O menino acreditou no professor e continuou caminhando. Ele observava tudo à sua volta, tentando absorver ao máximo os possíveis aprendizados que o caminho oportunizava. Na primeira oportunidade de produzir algo, seu coração palpitava.
— É um dos melhores trabalhos produzidos por alunos iniciantes aqui. Está muito bom, mesmo.
— Não está excelente?
— Não sei, mas sinto que falta alguma coisinha. Mas muito bom é mais que suficiente.
— O menino continuou produzindo e sendo muito bom, era dedicado e disposto, mas a excelência parecia não chegar. Sentindo o coração apertado, abriu sua caixa de aprendizados passados e tomou-se de surpresa. Muita coisa ali já não tinha tanto sentido, mas outras combinavam perfeitamente com o que vinha fazendo agora. E decidiu juntar tudo.

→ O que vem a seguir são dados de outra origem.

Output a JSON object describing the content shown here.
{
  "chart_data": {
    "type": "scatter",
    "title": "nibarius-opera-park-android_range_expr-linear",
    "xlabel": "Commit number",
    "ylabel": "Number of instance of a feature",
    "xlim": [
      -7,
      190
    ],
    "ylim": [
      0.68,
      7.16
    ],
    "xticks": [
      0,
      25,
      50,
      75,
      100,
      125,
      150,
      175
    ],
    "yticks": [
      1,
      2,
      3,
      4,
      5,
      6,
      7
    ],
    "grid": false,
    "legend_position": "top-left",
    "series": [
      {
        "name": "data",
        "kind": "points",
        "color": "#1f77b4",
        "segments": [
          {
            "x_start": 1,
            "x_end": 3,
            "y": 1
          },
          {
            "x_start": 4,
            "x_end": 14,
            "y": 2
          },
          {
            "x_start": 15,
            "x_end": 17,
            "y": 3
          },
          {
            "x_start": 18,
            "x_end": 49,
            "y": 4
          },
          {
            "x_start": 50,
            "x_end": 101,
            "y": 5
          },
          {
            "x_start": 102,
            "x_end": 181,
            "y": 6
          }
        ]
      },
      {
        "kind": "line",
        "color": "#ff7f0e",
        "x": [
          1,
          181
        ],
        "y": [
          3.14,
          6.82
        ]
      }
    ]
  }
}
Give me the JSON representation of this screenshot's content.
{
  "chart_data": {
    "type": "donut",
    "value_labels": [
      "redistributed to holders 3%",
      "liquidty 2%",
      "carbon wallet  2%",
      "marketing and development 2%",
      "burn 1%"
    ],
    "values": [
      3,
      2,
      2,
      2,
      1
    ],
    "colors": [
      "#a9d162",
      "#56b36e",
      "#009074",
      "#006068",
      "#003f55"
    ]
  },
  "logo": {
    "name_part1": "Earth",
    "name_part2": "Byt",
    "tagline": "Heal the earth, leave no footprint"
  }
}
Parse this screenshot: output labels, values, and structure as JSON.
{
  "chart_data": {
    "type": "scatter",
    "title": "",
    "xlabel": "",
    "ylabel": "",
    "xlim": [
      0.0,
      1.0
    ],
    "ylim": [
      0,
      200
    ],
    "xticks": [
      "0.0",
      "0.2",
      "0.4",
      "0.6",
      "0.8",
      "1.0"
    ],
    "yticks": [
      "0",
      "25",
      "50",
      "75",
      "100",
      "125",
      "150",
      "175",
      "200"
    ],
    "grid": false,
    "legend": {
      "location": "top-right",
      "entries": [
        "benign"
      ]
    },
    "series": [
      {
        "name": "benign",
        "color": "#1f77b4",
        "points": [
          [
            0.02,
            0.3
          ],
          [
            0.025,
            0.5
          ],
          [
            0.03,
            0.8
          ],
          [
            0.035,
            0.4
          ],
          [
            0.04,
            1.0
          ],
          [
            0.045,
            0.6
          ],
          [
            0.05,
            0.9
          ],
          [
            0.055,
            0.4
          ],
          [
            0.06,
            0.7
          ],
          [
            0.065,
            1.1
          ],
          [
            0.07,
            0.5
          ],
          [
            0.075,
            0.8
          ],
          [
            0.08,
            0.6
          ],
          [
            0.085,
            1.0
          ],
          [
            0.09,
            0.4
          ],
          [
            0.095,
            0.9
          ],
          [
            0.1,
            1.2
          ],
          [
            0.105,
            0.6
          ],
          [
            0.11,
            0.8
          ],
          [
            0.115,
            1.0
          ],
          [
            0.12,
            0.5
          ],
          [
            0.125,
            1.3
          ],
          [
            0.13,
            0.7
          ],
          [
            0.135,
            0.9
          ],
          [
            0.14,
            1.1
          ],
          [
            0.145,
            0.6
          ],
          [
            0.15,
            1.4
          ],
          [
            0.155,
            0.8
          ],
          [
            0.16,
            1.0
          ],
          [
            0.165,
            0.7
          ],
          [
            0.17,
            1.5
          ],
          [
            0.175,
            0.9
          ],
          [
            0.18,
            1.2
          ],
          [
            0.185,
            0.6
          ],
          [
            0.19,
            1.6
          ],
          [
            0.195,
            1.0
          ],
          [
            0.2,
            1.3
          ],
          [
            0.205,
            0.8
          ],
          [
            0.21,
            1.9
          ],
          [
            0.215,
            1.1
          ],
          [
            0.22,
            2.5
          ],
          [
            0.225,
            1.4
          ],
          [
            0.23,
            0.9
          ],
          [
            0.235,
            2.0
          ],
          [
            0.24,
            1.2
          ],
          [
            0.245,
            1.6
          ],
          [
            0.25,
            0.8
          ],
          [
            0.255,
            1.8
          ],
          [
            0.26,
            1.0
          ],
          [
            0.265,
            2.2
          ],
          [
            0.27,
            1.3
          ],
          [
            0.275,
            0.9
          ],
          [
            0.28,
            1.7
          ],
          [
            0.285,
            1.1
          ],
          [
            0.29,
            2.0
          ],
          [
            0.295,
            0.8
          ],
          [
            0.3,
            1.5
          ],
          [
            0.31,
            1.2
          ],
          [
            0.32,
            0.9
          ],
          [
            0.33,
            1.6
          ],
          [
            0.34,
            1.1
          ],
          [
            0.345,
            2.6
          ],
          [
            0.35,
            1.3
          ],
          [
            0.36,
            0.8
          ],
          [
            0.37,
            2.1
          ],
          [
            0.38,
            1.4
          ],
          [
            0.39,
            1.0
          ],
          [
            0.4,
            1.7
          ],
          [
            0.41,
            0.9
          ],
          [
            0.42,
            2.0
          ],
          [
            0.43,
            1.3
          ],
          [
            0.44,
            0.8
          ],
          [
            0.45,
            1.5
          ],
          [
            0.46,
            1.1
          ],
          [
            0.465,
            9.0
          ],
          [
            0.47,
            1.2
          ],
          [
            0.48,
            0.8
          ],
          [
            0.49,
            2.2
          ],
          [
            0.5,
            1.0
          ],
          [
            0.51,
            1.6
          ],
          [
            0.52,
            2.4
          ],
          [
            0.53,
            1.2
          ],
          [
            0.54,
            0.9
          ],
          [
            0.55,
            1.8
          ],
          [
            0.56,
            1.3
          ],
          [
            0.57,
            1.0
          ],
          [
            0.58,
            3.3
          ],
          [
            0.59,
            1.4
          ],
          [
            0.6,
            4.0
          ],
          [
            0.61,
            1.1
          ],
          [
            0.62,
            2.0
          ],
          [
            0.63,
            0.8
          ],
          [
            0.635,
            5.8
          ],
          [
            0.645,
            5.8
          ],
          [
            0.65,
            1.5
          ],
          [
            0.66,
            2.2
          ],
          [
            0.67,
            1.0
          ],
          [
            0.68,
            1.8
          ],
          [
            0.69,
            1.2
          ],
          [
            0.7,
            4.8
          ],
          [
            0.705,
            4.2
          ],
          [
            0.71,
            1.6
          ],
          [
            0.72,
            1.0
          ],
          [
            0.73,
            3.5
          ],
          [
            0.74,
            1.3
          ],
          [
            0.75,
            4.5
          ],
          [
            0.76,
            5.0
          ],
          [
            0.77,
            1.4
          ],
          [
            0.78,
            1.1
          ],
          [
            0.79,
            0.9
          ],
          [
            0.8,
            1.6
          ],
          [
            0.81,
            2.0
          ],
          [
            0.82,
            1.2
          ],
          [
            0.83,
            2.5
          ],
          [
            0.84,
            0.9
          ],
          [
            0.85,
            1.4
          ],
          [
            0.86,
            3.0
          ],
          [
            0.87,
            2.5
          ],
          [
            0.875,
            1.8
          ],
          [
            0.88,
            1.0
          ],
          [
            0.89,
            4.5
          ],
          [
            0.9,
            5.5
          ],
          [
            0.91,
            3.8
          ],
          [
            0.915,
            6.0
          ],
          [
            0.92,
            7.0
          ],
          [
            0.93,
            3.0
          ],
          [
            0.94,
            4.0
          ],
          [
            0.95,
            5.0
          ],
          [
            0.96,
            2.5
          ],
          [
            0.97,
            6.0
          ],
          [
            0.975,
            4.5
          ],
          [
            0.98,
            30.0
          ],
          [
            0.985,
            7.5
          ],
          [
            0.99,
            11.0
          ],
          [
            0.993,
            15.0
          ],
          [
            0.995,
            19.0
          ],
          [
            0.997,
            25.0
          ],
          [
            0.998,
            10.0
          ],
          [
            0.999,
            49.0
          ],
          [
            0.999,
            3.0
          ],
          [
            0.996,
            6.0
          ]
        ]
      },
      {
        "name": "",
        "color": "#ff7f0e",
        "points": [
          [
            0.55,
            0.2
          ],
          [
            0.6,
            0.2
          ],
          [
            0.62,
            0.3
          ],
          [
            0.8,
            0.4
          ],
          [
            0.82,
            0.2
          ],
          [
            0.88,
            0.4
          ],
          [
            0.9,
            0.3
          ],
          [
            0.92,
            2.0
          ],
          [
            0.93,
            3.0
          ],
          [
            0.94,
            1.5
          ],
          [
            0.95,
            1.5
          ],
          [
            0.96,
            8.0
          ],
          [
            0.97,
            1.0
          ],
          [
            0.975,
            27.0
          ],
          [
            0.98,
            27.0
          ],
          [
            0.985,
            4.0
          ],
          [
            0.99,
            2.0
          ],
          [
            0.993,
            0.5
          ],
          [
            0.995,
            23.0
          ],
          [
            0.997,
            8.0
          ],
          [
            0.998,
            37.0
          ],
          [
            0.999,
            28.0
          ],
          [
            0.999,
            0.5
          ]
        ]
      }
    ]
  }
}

— Está excelente! Parabéns!!!
O menino preparou-se para a iminente chegada da sensação de ser excelente. Mas alguma coisa desandou. Ele não sentia a excelência. Ficou calado, sem entender o que acontecia, pensando que talvez a sensação precisasse ser antes interiorizada e fosse um pouco mais tardia. Continuou caminhando e recebendo os melhores elogios do professor e de todos que o conheciam. Estava com seu novo aprendizado na mão, quando um colega se dirigiu a ele:
— Eu acho o máximo essa ideia de refletir sobre o campo. Mas nunca encontrei muito espaço.
— Eu posso compartilhar o que aprendi com você. E você me ensina o que sabe.
— Eu vi que você é excelente. Talvez não esteja à sua altura.
— Você só tem que dar o melhor de si. E acreditar no que carrega consigo. E estar disposto a aprender.
— Então eu topo.
— A gente pode chamar outras pessoas e compartilhar nossas experiências.
— A nossa sala tem pouca gente.
— Mas a sala não é um limite!
O menino deu um sorriso pleno. A excelência tinha gosto de infância.
Referências
REDIN, Ezequiel. Políticas educacionais e juventude rural no ensino superior. Educar em Revista, Curitiba, n. 63, p. 237-252, jan./mar. 2017.
MARLI, M. IBGE – Instituto Brasileiro de Geografia e Estatística. No Brasil, cerca de 11 milhões de jovens não estudam e nem trabalham. Revista Retratos. 2019. Disponível em: https://agenciadenoticias.ibge.gov.br/agencia-noticias/2012-agencia-de-noticias/noticias/25801-nem-nem. Acesso em: 27 fev 2022.
SANTANA, R. S. BARCELOS, H. R. Juventude rural, agroecologia e políticas públicas: uma revisão integrativa. In: “Esperançar Juventudes: experiências agroecológicas de jovens do campo, das florestas, das águas e das cidades” – , 2021, evento on-line. Apresentações orais, evento on-line, GT Juventudes da Associação Brasileira de Agroecologia (ABA-Agroecologia), 2021.